There was a crash—the damnedest one I ever hope to hear. A great bayonet of lightning speared down past my head, and a plume of white fire leaped up from the ground to meet it. There was a blinding flash, literally blinding. The prairie was suddenly as bright as blazing day. I closed my eyes against it. I opened them again on a world that was suddenly so dark that I thought I had lost my sight.
And then it began to rain. Not drops, but streams, rivers and lakes and oceans of water.
It can be a long time between rains in Far West Texas. A year, sometimes two years. Nature doesn’t get around to the place often, and she has to make up for lost time when she does. And she must have had a lot to make up for tonight.

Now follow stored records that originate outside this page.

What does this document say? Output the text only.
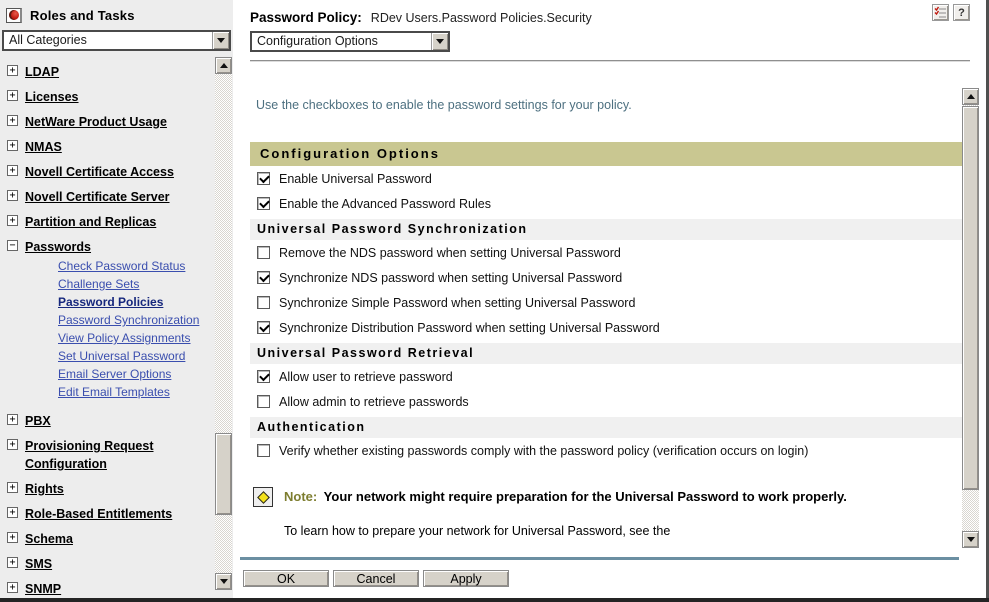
Roles and Tasks
All Categories
+ LDAP
+ Licenses
+ NetWare Product Usage
+ NMAS
+ Novell Certificate Access
+ Novell Certificate Server
+ Partition and Replicas
− Passwords
Check Password Status
Challenge Sets
Password Policies
Password Synchronization
View Policy Assignments
Set Universal Password
Email Server Options
Edit Email Templates
+ PBX
+ Provisioning Request Configuration
+ Rights
+ Role-Based Entitlements
+ Schema
+ SMS
+ SNMP
Password Policy: RDev Users.Password Policies.Security	?
Configuration Options
Use the checkboxes to enable the password settings for your policy.
Configuration Options
Enable Universal Password
Enable the Advanced Password Rules
Universal Password Synchronization
Remove the NDS password when setting Universal Password
Synchronize NDS password when setting Universal Password
Synchronize Simple Password when setting Universal Password
Synchronize Distribution Password when setting Universal Password
Universal Password Retrieval
Allow user to retrieve password
Allow admin to retrieve passwords
Authentication
Verify whether existing passwords comply with the password policy (verification occurs on login)
Note: Your network might require preparation for the Universal Password to work properly.
To learn how to prepare your network for Universal Password, see the
OK	Cancel	Apply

I couldn’t see. I could hardly take a deep breath without drowning. I started running, falling and stumbling at every step. I became completely turned-around, losing all track of where Carol’s housecar was or the camp was or I was.
I started traveling in what I hoped was a circle, but I didn’t make a very good go of it, I guess, because it was hours before I reached the line. I began following it, following it the wrong way at first and ending up at the far end. I turned around and started back the other way. And then, as abruptly as it had begun, the rain stopped.
Not another drop fell. It simply stopped as suddenly as though a faucet had been closed.
It was dawn by then. When I finally reached camp, the sun was creeping up over the horizon.
It was going to be another scorching hot day. Which meant nothing at all to me at the moment. I was chilled through one side and out the other and I wanted to thaw out at the kitchen range and drink four or five gallons of scalding coffee.